Alors que la rupture avait été notifiée antérieurement à sa demande de congés, par la lettre du 6 septembre 2018, Monsieur [H] justifie de demande de congés en date des 20 novembre et 23 décembre 2018. Si la demande de congés portant sur la période comprise entre le 26 décembre 2018 et le 13 janvier 2018 n'est pas précisément datée puisque portant seulement la mention '2018', elle se situe manifestement à une période intermédiaire entre le 20 novembre et le 23 décembre 2018 et doit donc être considérée comme postérieure à la notification de la mise à la retraite du salarié.
Il est constant que les demandes de congés ont été approuvées par sa hiérarchie.
Par conséquent, les parties ont manifestement décidé d'un commun accord que des congés seraient pris pendant le préavis, sans toutefois que l'employeur ait donné son accord sur un report dudit préavis, aucune pièce n'étant produite pour démontrer ce point; les congés pris par Monsieur [H] sont donc imputés sur le préavis, le contrat se terminant à la date initialement prévue, sans que le salarié ne puisse percevoir d'indemnité compensatrice pour la part de préavis non effectuée du fait de ces congés.
La demande de Monsieur [H] doit donc être rejetée, par confirmation du jugement entrepris de ce chef.
Sur les intérêts :
Conformément aux dispositions des articles 1153, 1153-1 (anciens), 1231-6 et 1231-7 (nouveaux) du Code civil et R1452-5 du code du travail, les intérêts au taux légal, avec capitalisation dans les conditions de l'article 1343-2 du Code civil, courent sur les créances de sommes d'argent dont le principe et le montant résultent du contrat ou de la loi ( rappels d'indemnité de départ à la retraite) à compter de l'accusé de réception de la convocation de l'employeur devant le bureau de conciliation et sur les autres sommes à compter du présent arrêt.
Sur les dépens et les frais irrépétibles :
L'employeur, qui succombe, doit être tenu aux dépens de première instance, par infirmation du jugement entrepris, et d'appel.
Les dispositions de l'article 699 du code de procédure civile relatives à la distraction des dépens concernent les procédures dans lesquelles le ministère d'avocat est obligatoire. Or, dans le cadre de la procédure d'appel devant la chambre sociale, le ministère d'avocat n'est pas obligatoire en ce que les parties peuvent également être représentées par un défenseur syndical.
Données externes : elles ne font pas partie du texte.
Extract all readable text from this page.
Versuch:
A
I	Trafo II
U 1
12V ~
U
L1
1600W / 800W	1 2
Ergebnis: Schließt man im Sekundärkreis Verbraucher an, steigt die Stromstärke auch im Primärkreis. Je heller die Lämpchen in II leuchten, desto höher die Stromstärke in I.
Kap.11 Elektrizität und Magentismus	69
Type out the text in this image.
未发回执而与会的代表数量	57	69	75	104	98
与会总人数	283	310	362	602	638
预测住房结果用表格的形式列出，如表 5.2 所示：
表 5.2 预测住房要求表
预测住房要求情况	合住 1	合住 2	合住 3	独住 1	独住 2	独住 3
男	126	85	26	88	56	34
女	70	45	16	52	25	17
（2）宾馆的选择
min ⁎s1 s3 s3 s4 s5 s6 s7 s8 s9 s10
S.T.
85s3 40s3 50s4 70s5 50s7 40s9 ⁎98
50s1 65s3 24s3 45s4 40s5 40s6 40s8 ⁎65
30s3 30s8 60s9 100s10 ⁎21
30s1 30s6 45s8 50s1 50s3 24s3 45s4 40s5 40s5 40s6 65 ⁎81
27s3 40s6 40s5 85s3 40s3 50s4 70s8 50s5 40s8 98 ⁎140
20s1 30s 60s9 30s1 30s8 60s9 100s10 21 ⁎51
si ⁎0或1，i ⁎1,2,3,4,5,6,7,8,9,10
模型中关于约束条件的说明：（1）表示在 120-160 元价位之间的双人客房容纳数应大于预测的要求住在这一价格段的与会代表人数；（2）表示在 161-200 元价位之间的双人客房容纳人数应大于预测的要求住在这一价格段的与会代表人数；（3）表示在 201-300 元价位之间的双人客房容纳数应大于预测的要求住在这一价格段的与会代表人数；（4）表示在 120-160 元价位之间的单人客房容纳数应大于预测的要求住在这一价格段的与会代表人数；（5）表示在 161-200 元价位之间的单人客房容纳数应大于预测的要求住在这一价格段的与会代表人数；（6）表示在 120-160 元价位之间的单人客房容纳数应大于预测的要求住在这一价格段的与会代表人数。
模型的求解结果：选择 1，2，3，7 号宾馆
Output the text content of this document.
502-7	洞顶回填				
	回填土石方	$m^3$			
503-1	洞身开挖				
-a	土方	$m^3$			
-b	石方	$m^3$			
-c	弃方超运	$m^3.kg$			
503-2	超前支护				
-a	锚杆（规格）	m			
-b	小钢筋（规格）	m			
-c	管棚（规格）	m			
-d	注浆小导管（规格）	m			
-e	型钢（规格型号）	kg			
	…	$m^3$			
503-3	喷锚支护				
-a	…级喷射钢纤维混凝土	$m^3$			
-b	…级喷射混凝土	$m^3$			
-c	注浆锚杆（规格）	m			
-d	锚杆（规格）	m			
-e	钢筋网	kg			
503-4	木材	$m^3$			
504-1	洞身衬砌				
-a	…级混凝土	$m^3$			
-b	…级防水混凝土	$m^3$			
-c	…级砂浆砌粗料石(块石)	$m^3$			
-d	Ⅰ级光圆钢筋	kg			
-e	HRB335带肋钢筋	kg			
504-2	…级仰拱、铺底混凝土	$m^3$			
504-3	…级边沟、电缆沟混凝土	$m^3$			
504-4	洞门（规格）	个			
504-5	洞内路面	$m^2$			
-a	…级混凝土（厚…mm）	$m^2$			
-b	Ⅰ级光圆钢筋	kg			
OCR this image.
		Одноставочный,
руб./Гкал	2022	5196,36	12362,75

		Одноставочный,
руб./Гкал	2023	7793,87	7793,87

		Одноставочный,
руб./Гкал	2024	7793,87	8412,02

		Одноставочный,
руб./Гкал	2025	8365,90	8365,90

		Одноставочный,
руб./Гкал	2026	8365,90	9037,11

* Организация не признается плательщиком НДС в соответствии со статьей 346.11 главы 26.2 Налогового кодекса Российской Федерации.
La demande doit donc être rejetée.
L'équité commande d'infirmer le jugement de première instance relativement aux frais irrépétibles, de faire application de l'article 700 du code de procédure civile également en cause d'appel et d'allouer à ce titre la somme globale de 2 500 € à Monsieur [H].
PAR CES MOTIFS
La Cour, après en avoir délibéré, statuant publiquement, par arrêt contradictoire prononcé par mise à disposition au greffe à une date dont les parties ont été avisées dans les conditions prévues à l'article 450 alinéa 2 du code de procédure civile,
INFIRME le jugement déféré, sauf en ses dispositions relatives aux demandes principales liées à une mise à la retraite d'office hors conditions légales et à la demande de rappel d'indemnité compensatrice de préavis en raison de congés payés pris et des congés payés y afférents,
Statuant à nouveau des chefs infirmés et y ajoutant,
CONDAMNE la société Egyptair Airlines à payer à Monsieur [V] [H] les sommes de :
- 6 172,05 € à titre de rappel d'indemnité de départ à la retraite,
- 2 500 € sur le fondement de l'article 700 du code de procédure civile,
DIT que les intérêts au taux légal, avec capitalisation dans les conditions de l'article 1343-2 du Code civil, sont dus à compter de l'accusé de réception de la convocation de l'employeur devant le bureau de conciliation pour les créances de sommes d'argent dont le principe et le montant résultent du contrat ou de la loi et à compter du présent arrêt pour le surplus,
REJETTE les autres demandes des parties,
CONDAMNE la société Egyptair Airlines aux dépens de première instance et d'appel.